Open wusize opened 3 years ago
I also have the same question. Especially in Table 3, this paper compared its speed with VovelPose without considering the 2D pose estimation time, but VovelPose takes RGB images as its inputs and outputs 3D poses. Such kind of comparison is unfair.
@wusize
Yes, it is top-down. For Campus and Shelf, we use the 2D detected poses provided by VoxelPose. For CMU Panoptic, we use the gt bboxes and detect 2D poses with Mask-RCNN.
@fandulu
VoxelPose also supports using 2D pose detections as input to fill in the heatmaps. We compare the running speed with VoxelPose on that part of the framework only, without considering the 2D pose detection time for a fair comparison.

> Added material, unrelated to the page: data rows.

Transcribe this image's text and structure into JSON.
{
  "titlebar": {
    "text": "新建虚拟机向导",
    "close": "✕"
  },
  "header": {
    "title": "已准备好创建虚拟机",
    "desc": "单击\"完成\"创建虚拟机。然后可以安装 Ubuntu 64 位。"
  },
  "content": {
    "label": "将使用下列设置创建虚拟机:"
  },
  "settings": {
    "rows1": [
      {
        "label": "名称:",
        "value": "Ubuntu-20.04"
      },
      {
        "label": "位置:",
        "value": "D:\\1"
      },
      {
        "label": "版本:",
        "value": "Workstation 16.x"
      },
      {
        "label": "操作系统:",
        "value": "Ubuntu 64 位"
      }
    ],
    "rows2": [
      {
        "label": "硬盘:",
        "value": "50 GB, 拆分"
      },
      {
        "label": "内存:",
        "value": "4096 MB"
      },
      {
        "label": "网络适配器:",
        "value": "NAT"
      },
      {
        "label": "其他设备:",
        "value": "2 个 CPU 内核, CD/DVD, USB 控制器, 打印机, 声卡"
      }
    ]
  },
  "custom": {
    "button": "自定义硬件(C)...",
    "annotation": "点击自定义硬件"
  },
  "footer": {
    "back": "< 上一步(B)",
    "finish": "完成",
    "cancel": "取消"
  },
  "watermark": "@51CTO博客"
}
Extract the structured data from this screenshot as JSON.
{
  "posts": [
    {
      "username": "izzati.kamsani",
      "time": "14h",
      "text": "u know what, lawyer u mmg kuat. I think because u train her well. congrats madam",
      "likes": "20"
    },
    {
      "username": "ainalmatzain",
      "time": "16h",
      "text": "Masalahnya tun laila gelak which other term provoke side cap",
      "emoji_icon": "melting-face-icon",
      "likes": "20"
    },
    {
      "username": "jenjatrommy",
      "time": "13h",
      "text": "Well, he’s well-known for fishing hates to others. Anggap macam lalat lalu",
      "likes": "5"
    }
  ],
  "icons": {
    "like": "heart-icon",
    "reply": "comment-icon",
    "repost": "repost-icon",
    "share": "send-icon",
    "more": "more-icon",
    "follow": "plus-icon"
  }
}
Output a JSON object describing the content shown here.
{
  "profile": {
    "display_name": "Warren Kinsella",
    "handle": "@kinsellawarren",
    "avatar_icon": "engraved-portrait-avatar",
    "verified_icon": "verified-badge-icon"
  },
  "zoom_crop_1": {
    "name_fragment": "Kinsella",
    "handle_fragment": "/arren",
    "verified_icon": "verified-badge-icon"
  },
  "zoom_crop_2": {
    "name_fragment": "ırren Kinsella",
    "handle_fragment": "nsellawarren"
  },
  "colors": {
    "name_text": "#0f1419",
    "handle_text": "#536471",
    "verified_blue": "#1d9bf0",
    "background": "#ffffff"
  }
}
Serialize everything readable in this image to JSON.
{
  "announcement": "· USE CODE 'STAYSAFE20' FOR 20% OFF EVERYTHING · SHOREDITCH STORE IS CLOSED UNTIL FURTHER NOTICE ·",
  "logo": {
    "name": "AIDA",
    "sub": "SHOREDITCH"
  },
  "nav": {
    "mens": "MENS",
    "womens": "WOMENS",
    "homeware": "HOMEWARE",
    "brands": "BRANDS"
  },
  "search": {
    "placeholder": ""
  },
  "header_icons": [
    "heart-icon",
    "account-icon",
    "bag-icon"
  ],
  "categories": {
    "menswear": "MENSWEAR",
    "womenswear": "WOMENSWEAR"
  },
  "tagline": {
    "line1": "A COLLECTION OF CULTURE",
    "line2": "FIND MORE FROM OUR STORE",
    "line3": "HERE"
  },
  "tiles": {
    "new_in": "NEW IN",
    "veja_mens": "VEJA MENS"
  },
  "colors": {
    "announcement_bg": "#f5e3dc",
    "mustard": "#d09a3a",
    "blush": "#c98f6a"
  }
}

Thanks for your reply. My question is solved.
@wusize
Yes, it is top-down. For Campus and Shelf, we use the 2D detected poses provided by VoxelPose. For CMU Panoptic, we use the gt bboxes and detect 2D poses with Mask-RCNN.
Hi author, the project only provides the detection results of the validation frames, do you have the full detection results. I use HRNet to detect keypoints and I feel that the detection result is far less than yours.
Would you please give more details about your 2D model? Is it a top-down approach? If yes, are the bboxs gt or detected?